Quote From: aandcsmom

If you were talking in response to me.  Thanks.  I have started putting money aside.  Right now I don't have enough nor am I in a position to go.  We are talking of moving again, this time to the midwest (job related) which would make it less expensive for me to live and be closer to my family (still several hundred miles, but not over a thousand anymore).  I figure if things don't change soon, I'm going to have to get out, but I do need to be prepared.  I'm beginning to get things going to start doing that, but it is a slow process.  I know my husband loves me, of that I have no doubt, it's just that I also know he doesn't understand love and respect as it should be.  His mother cheated on his father (who divorced her), but he (my husband) obviously didn't learn anything from it.  All I can ask for is prayers that I can turn his life around (I've made a lot of progress on other fronts with him) and get him to realize how much he hurts me and how much he will be hurting the children as they get older if he doesn't change.
One reason it was so easy for me to leave was my savings I had aquired.  I in no way need him financially, I can support myself and my child without any help.  It was a realief and truly made the decison so much "easier".

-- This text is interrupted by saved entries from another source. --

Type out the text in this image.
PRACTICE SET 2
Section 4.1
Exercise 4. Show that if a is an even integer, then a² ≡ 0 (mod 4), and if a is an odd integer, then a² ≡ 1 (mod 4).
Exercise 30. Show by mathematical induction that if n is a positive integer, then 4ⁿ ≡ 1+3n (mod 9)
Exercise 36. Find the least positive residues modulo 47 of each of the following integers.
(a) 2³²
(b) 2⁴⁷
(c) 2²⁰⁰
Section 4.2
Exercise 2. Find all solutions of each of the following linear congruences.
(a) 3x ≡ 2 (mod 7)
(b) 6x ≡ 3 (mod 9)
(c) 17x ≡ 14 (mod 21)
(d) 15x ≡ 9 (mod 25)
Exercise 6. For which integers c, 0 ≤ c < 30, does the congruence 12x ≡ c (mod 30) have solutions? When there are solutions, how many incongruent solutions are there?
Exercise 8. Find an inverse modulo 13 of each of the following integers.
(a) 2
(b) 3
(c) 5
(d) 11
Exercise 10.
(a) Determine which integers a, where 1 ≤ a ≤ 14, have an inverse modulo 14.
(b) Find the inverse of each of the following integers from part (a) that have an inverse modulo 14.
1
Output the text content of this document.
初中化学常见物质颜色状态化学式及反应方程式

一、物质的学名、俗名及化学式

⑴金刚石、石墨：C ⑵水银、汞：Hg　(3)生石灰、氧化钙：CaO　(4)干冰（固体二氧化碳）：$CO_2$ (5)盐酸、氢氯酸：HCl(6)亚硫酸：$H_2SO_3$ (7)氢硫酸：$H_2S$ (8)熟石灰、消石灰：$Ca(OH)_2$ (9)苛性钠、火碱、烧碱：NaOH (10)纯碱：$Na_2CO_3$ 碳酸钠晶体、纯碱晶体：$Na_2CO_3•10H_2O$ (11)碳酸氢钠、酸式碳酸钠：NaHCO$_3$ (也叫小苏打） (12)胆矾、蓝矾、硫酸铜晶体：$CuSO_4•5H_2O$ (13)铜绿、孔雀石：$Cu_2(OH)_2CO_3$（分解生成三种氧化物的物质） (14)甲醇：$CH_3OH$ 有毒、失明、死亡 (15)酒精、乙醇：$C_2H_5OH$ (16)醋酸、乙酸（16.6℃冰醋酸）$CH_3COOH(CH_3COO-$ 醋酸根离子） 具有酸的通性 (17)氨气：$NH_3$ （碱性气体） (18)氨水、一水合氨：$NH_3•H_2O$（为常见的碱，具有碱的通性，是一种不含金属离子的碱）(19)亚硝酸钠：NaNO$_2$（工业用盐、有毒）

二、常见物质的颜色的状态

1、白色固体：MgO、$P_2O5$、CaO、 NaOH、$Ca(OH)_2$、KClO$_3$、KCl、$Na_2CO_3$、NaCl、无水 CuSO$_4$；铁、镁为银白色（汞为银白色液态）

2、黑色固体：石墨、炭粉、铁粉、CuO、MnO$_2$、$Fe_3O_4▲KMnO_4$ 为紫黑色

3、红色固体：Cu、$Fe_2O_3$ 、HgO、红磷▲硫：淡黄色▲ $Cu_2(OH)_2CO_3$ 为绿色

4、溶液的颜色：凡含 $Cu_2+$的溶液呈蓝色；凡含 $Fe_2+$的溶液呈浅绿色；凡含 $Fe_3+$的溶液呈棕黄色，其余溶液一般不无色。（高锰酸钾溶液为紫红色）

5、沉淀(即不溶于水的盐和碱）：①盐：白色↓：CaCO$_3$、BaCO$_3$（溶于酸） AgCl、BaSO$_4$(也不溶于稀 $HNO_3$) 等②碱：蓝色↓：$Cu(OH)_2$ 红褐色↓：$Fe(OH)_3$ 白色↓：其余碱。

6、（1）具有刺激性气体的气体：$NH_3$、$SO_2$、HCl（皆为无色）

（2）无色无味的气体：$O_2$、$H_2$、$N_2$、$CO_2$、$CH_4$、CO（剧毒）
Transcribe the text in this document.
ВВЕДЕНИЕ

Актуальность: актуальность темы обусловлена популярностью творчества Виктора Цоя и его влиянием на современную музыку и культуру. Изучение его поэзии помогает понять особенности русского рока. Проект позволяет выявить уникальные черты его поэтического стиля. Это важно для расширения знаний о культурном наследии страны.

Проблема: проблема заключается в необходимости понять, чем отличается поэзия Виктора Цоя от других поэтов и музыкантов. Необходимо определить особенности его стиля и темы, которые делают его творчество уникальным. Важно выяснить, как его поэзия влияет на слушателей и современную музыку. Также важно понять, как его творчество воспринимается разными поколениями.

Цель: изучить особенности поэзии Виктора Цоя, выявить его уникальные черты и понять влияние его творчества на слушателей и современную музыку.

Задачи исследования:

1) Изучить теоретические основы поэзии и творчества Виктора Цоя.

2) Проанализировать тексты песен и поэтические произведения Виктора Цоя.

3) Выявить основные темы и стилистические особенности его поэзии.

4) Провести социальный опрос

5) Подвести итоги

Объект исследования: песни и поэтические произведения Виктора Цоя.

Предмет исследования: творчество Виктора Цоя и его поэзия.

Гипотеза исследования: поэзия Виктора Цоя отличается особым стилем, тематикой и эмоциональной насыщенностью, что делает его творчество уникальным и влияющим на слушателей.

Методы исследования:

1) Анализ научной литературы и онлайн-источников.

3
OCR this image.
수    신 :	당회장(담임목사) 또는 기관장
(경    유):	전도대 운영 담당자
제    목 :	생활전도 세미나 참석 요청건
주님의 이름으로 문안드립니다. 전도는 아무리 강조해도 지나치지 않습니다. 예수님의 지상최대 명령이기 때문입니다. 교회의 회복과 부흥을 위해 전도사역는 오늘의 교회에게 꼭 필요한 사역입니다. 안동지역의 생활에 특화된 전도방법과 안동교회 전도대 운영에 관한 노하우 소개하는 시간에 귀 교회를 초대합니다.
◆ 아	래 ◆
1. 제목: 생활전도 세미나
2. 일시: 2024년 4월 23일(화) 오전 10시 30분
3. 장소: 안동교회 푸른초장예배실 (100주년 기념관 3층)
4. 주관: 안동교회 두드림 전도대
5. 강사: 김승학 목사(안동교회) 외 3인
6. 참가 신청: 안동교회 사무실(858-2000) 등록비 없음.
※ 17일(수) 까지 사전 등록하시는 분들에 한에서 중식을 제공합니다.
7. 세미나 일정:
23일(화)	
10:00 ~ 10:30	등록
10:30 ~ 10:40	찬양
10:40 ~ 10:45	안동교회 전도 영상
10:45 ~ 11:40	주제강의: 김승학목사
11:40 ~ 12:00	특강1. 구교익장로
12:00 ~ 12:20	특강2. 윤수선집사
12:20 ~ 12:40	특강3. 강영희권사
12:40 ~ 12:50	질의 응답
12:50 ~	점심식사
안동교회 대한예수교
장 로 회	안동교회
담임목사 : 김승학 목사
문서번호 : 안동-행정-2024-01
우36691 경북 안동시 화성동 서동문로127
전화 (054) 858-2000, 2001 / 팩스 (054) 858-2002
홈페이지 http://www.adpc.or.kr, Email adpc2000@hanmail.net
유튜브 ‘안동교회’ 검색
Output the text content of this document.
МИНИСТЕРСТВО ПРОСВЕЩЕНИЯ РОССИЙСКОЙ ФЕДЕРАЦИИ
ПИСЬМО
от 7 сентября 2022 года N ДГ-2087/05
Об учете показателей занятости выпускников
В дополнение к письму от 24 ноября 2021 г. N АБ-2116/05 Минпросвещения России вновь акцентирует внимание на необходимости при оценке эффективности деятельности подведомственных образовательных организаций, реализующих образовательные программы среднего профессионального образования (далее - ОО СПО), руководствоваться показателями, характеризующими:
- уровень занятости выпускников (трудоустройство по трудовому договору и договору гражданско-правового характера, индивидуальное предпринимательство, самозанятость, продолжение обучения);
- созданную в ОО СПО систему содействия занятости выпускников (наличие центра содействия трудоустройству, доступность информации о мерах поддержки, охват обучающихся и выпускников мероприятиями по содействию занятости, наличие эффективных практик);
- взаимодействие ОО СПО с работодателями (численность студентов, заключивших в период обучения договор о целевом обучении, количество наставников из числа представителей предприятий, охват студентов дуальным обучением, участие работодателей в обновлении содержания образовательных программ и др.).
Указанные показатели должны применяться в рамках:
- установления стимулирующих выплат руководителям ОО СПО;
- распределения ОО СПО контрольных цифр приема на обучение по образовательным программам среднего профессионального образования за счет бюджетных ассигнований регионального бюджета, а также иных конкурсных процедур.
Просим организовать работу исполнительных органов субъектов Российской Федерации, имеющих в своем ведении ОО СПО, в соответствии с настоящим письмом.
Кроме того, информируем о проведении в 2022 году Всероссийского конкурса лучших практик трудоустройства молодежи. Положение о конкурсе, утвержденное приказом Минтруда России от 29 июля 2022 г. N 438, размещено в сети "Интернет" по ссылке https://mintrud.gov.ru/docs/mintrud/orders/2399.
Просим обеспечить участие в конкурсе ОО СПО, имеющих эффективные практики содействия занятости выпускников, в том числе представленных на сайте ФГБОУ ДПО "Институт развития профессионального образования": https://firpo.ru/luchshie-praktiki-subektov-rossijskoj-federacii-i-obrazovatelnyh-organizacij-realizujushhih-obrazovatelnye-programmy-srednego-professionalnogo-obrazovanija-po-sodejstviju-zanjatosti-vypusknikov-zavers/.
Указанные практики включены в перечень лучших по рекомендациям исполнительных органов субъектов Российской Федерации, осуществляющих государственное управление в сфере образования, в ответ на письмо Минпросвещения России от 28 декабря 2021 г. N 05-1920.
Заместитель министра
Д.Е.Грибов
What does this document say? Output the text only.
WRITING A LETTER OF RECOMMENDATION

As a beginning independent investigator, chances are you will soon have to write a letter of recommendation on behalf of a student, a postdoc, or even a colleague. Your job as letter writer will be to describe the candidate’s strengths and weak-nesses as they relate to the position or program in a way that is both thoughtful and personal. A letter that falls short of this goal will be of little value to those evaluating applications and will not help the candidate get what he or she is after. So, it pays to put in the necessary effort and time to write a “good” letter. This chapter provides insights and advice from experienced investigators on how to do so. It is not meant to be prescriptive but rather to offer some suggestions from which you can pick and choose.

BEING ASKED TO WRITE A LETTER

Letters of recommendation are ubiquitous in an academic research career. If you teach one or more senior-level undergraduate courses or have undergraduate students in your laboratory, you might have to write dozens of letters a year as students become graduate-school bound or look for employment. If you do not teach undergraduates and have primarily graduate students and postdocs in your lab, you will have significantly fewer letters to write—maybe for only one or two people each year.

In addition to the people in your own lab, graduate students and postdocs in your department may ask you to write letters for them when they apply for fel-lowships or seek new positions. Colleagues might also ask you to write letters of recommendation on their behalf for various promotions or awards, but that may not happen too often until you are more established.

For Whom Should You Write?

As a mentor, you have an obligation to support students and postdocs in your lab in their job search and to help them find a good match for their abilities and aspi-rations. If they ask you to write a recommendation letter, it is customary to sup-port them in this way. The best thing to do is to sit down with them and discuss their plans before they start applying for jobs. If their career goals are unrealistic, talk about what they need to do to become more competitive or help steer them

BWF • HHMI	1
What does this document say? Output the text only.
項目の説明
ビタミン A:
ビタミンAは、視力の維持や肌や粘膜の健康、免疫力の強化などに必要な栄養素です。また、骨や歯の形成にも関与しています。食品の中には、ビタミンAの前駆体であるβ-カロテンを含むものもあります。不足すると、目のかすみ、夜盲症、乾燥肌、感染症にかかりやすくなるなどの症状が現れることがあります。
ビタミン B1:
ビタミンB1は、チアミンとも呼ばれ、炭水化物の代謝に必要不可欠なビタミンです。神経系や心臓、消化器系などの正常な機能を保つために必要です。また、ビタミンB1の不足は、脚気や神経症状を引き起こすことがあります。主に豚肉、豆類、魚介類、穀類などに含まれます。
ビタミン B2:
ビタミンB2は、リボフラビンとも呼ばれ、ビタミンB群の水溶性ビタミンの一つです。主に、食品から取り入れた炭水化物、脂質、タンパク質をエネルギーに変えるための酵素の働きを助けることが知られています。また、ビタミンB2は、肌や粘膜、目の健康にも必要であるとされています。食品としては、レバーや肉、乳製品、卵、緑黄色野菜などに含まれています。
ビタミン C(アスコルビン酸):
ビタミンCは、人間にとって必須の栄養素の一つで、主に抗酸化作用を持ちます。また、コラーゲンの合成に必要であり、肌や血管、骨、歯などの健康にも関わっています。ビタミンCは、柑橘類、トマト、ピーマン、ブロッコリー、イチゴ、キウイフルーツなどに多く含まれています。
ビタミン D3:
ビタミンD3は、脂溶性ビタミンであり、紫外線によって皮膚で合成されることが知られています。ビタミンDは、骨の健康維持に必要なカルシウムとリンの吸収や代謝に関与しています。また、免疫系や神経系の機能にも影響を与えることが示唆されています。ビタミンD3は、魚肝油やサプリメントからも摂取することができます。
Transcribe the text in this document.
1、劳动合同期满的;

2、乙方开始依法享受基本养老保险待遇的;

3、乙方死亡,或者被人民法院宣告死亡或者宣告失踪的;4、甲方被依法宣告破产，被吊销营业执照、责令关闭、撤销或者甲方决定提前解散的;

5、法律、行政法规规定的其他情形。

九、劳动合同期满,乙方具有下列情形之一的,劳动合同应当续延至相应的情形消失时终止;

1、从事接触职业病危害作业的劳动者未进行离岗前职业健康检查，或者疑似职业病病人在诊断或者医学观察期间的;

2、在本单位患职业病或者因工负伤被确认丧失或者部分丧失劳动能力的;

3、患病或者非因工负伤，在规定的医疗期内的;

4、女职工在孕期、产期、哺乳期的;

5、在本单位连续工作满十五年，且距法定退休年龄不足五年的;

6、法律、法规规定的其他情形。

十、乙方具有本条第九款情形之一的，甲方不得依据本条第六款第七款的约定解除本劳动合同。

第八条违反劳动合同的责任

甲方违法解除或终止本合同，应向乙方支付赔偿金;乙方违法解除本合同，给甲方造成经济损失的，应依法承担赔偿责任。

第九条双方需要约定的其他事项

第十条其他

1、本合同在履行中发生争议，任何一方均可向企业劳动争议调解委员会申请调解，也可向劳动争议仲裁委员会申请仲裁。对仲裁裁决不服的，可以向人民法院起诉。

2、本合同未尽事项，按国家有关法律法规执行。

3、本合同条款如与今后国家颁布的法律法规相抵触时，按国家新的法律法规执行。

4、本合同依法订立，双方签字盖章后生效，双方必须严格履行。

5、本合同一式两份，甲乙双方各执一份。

My now ex grew up in a household where his dad cheated around on his mom regularly.  I let him use this as an excuse for a while, but in reality I say "you are 36 years old you know better than that!".  I have friends who grew up in abusive households and they do not abuse their partners or children etc.  To me the way they grew up is an excuse, they should instead  be using it as a model of how not to treat someone they are with.  "He doesn't understand love and respect as it should be" - he understands from growing up what they ARE NOT!  From this statement I would gatehr he disagrees with his mother's actions so why would he do them to someone else?

You cannot change anyone, but people can change themselves.  He has to want to change himself and this take a good long hard look in the mirror and some bitter taste of reality to accept personal responsiblity.  You can support him through this period but you will never be able to change him, unfortunately that is all up to him.